Printing-Out Platinotype Paper

A process invented by Captain Pizzighelli is one well worth attention by any amateur. Paper-coated with a mixture of Ferric, and Alkaline Oxalate, and a salt of Platinum, with some organic matter, such as gum or starch, is exposed under a negative in the ordinary way, and when the image shows distinctly, the paper is either steamed by means of a kettle, or breathed upon when the image starts up into a permanent and pleasing black, formed by the reduction of the Platinum salt. Full directions will be found in the instructions as issued by the makers.

Carbon Process

One of the earliest and certainly in results the most pleasing of all processes for the production of prints, which can be produced in almost any colour and upon any material, the only objection being, that negatives which are reversed as regards left and right must be used unless what is called double transfer is used, or one of the film negatives.

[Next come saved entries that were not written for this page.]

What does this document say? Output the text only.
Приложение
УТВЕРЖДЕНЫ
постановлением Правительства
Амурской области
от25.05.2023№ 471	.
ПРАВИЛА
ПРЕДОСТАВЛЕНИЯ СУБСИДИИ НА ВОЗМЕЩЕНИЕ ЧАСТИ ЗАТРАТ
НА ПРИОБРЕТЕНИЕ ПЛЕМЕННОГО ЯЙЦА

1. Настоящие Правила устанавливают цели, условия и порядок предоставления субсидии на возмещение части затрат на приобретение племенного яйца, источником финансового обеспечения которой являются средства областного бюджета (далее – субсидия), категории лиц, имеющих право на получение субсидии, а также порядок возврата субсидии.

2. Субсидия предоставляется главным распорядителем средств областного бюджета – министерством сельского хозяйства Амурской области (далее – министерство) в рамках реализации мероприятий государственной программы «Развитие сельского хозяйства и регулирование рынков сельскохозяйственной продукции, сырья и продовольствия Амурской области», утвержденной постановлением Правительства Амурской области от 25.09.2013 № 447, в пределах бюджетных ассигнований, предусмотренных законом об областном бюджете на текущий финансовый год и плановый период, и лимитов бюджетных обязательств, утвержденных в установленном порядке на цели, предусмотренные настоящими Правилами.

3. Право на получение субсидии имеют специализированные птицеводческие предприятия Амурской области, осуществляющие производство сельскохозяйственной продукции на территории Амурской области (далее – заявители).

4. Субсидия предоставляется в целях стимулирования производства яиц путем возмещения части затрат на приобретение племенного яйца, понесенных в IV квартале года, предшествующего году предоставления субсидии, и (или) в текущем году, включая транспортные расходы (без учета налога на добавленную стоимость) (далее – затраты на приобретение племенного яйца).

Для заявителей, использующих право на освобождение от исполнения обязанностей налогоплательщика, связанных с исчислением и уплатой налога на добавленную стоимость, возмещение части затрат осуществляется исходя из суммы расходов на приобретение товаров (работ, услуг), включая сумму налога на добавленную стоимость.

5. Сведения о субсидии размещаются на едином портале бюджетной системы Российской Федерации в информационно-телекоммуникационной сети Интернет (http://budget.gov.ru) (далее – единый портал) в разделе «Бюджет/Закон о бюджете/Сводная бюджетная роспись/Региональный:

The full directions are so complete and numerous, that the amateur is referred to the Manual of Carbon Printing by the Autotype Company. The paper, or tissue, as it is called, is coated with a gelatine containing colouring matters, and is sensitized with bichromate of potash, exposed to light, the duration of exposure being timed by an actinometer. The paper is then temporarily affixed to a Support and developed from the back with water at 110° Fahr., and the print soon shows in all its beauty, and is then fixed in cold water and alum, or is transferred to its final support. The paper is cheap and can be bought ready prepared, in which state it will keep for about a fortnight, and from the facility with which coloured prints are obtained, the process should find a place in every amateur's work.